Paus St Yohanes XXIII yang sebelum terpilih menjadi penerus Paus Pius XII berkesempatan menjadi duta besar Vatikan di
banyak tempat (Bulgaria, Turki, Paris, UNESCO)
merasakan tuntutan besar yang berbeda terutama berkaitan dengan
perdamaian dunia dan persatuan umat kristiani, dan menginginkan masa
kepausannya sebagai masa transisi.
Paus St Yohanes XXIII menggagas Konsili baru, sebab menurut
Paus Yohanes XXIII dalam 50 tahun terakhir, telah terjadi perubahan yang sangat
besar di dunia yang membutuhkan suluh iman dari Gereja. Konsili Vatikan IIbaginya harus menjawab tantangan baru yang dihadapi Gereja dari perkembangan situasi dunia yang
membutuhkan tuntunan iman. Di satu pihak hidup Gereja Katolik dalam ajaran dan tindakan sejak pertengahan
abad ke-19 dan permulaan abad ke-20 berhadapan dengan gelombang Protestanisme yang marak dengan perpecahan di
sana-sini serta berhadapan dengan paham-paham rasionalisme, liberalisme,
komunisme, sosialisme, modernisme, fasisme, dan kristianitas semakin
mengandalkan sentralisasi ke Vatikan, sehingga Gereja semakin terkonsentrasi bagaikan
benteng tertutup yang aman. Di pihak lain perkembangan dunia pasca Revolusi
Rusia 1917, Perang Dunia I dan Perang Dunia II 1945 memerlukan panduan yang
sesuai dengan situasi dan kondisi: Perang Dingin antara blok Komunisme dan
blok Demokrasi; munculnya gerakan non-blok,
Perang Korea dan Perang Vietnam; Krisis Hungaria; Krisis Sino-Soviet dan
kosekuensinya atas Perang India; dekolonisasi Afrika dan maraknya nasionalisme
dengan munculnya negara-negara yang baru merdeka, bahaya kelaparan di Afrika
dan Asia, semua itu menyadarkan bahwa
Gereja perlu keluar dari bentengnya
dan membuka pintu-pintunya, memperbarui kehadiran dan misinya di dunia untuk
dapat berdialog dan aktif terlibat dalam kehidupan dunia sebagai sakramen
keselamatan bagi dunia.
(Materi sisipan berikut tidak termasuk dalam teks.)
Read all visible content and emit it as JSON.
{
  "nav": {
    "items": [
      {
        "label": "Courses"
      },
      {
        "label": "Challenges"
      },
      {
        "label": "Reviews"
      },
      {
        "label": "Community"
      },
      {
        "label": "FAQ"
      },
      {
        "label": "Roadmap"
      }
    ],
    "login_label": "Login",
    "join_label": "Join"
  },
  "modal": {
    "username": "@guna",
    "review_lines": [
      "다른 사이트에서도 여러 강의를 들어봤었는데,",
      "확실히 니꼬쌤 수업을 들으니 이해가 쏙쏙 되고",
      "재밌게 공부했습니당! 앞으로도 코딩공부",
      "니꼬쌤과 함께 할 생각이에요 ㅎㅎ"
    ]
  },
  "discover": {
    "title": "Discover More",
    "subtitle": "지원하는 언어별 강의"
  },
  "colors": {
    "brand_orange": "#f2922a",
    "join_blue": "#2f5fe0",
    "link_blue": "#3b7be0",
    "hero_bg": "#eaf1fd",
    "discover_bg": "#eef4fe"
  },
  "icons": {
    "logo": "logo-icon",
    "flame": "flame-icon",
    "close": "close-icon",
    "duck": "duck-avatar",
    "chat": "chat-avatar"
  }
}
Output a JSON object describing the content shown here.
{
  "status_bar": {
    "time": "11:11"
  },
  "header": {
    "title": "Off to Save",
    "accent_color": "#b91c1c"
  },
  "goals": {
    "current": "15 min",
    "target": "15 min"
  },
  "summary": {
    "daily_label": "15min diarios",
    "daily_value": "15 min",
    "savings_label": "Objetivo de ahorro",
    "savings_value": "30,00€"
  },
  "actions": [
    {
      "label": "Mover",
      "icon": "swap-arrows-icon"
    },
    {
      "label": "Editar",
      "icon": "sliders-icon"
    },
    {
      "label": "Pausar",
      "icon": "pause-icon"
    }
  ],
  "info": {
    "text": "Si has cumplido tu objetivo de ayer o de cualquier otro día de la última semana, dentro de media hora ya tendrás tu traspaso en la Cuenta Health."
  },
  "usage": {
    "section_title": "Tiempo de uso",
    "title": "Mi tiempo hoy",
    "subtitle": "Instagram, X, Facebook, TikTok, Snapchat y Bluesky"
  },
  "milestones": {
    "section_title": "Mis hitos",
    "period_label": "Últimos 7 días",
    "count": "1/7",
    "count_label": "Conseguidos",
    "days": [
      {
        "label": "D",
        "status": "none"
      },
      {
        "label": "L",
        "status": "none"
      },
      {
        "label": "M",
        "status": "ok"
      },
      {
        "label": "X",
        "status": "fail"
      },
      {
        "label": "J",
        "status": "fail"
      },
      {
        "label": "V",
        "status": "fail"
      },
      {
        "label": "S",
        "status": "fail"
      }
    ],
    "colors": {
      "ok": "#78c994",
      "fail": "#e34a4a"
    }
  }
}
Suatu aggiornamento, pembaruan, dengan meneguk kembali
dari sumber-sumber imannya yang asli.
Kehendak Paus Yohanes XXIII itu lalu dikemukakan di hadapan
17 Kardinal yang berkumpul di Aula Utama
Biara Benediktin, setelah di Basilika St
Paulus merayakan peringatan pertobatan St. Paulus. Terutama karena merebaknya krisis iman dan
moral yang serius, Gereja dirasa jauh dari kehidupan sehari-hari dan pergumulan
dunia, terpusat hanya dalam ritual saleh dalam Misa berbahasa Latin yang tidak
dimengerti sebagian besar umat di dunia.
Maka seperti St Paulus yang disapa Kristus, bertobat dan melaksanakan amanat perutusan,
demikianlah Gereja juga. Pernyataan Paus itu di kemudian hari
digambarkan sebagai “ilham dari Allah, bunga musim semi yang tak terduga” (Motu
propio Superno Dei Nutu, 5-6 1960:
Acta et Documenta Concilio Oecumenico Vatican II apparando, Series I, vol. I,
Typis Polyglottis Vaticanis 1960, p. 93.)
Maklumat Paus St Yohanes XXIII tentang penyelenggaraan
Konsili Vatikan II itu sangat mengejutkan. Dan selanjutnya baik di dalam Gereja
untuk teologi maupun di luar Gereja
untuk sisi moral sosial politik dan ekonomi,
gema maklumat itu bergaung sampai jauh, di satu pihak menimbulkan
harapan dan optimisme baru, di pihak lain membangkitkan spekulasi mengenai apa
yang akan terjadi, termasuk praduga-praduga yang keliru.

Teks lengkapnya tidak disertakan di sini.